Intelligence and Counterintelligence
The ongoing and continuous innovation and development in information technology will continue to greatly affect the defence and intelligence apparatus within states. The main intelligence threats from states will continue to be Russia and China due to their capabilities and intent.
Human intelligence is defined by the CIA as “any information that can be gathered from human sources,” including “clandestine acquisition” of documents and information gathering from contacts within foreign governments. This will be both an issue for Canada as it tries to protect against foreign human intelligence, and as it tries to pursue human intelligence sources in other capacities. Insiders and whistleblowers who illegally reveal state information, like Jeffrey Delisle in Canada, will continue to pose a threat to human intelligence.

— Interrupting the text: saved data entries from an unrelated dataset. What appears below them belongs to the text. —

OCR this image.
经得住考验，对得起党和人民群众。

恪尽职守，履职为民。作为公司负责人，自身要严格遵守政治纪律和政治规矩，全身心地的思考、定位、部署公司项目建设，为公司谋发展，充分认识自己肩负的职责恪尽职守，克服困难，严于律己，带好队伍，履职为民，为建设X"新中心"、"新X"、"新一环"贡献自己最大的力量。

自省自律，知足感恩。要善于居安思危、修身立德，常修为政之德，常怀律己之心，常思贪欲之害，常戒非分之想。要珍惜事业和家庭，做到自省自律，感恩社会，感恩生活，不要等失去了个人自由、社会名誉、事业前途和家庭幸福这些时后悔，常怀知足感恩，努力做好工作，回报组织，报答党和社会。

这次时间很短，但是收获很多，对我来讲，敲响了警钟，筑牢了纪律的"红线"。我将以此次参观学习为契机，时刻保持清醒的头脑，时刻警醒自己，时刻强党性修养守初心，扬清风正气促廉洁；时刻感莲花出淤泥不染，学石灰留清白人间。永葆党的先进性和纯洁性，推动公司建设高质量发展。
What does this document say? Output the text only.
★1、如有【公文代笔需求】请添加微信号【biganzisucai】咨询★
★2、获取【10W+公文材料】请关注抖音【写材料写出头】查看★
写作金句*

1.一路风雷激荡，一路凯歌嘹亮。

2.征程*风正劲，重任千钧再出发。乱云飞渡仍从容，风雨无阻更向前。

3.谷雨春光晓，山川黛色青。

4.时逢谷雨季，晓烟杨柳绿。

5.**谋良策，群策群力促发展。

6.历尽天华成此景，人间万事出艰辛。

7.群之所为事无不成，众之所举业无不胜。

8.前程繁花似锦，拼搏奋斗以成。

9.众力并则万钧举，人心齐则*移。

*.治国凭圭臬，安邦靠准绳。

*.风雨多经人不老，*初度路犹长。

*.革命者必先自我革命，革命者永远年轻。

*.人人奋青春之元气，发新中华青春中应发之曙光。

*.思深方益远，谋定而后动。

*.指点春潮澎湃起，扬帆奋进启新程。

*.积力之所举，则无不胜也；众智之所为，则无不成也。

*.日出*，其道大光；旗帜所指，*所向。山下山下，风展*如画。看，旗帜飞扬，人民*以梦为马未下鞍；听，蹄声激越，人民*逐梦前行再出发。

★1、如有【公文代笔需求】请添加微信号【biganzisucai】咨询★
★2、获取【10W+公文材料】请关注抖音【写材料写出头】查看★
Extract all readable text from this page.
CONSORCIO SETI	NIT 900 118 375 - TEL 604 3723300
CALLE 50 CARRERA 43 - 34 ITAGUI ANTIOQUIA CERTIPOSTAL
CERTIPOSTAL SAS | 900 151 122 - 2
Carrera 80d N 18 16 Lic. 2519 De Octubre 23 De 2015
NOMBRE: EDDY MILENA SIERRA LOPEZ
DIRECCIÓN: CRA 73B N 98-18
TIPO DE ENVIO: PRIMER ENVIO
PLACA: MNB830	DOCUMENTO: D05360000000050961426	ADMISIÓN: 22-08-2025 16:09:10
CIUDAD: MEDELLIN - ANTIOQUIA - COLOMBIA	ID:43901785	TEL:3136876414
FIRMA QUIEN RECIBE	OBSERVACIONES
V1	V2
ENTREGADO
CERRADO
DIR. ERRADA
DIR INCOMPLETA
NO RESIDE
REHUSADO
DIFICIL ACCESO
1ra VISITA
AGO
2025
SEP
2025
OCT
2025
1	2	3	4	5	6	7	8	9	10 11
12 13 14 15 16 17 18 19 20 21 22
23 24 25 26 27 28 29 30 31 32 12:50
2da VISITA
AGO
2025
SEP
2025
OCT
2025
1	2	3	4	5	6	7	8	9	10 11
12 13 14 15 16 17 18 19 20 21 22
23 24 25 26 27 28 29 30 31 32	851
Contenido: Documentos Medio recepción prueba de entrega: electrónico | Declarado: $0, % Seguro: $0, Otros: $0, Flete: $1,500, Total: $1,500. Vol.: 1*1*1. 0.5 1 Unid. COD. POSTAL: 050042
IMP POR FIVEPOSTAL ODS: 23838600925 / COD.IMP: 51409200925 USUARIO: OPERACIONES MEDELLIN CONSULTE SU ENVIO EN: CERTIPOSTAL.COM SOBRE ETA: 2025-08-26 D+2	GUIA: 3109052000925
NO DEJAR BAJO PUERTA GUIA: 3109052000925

Signals intelligence is “the collection and exploitation of signals transmitted from communication systems, radars, and weapon systems.” Intelligence gathering in this capacity relies heavily on state infrastructure and melds public and private sectors in intelligence gathering. Members of the Five Eyes Alliance, including Canada, US, UK, Australia, and New Zealand, rely heavily on cyber infrastructure for the day-to-day activities and functions of the state. Everything from communication to military command is dependent upon this infrastructure. This dependence creates vulnerabilities that can easily be exploited.
States use counterintelligence as a strategy to exploit the vulnerabilities of other states. Counterintelligence allows states to offensively weaken hostile foreign intelligence services by identifying, assessing, and neutralizing the activities of these states. In this way, counterintelligence is both a valuable strategy and a significant threat to state security.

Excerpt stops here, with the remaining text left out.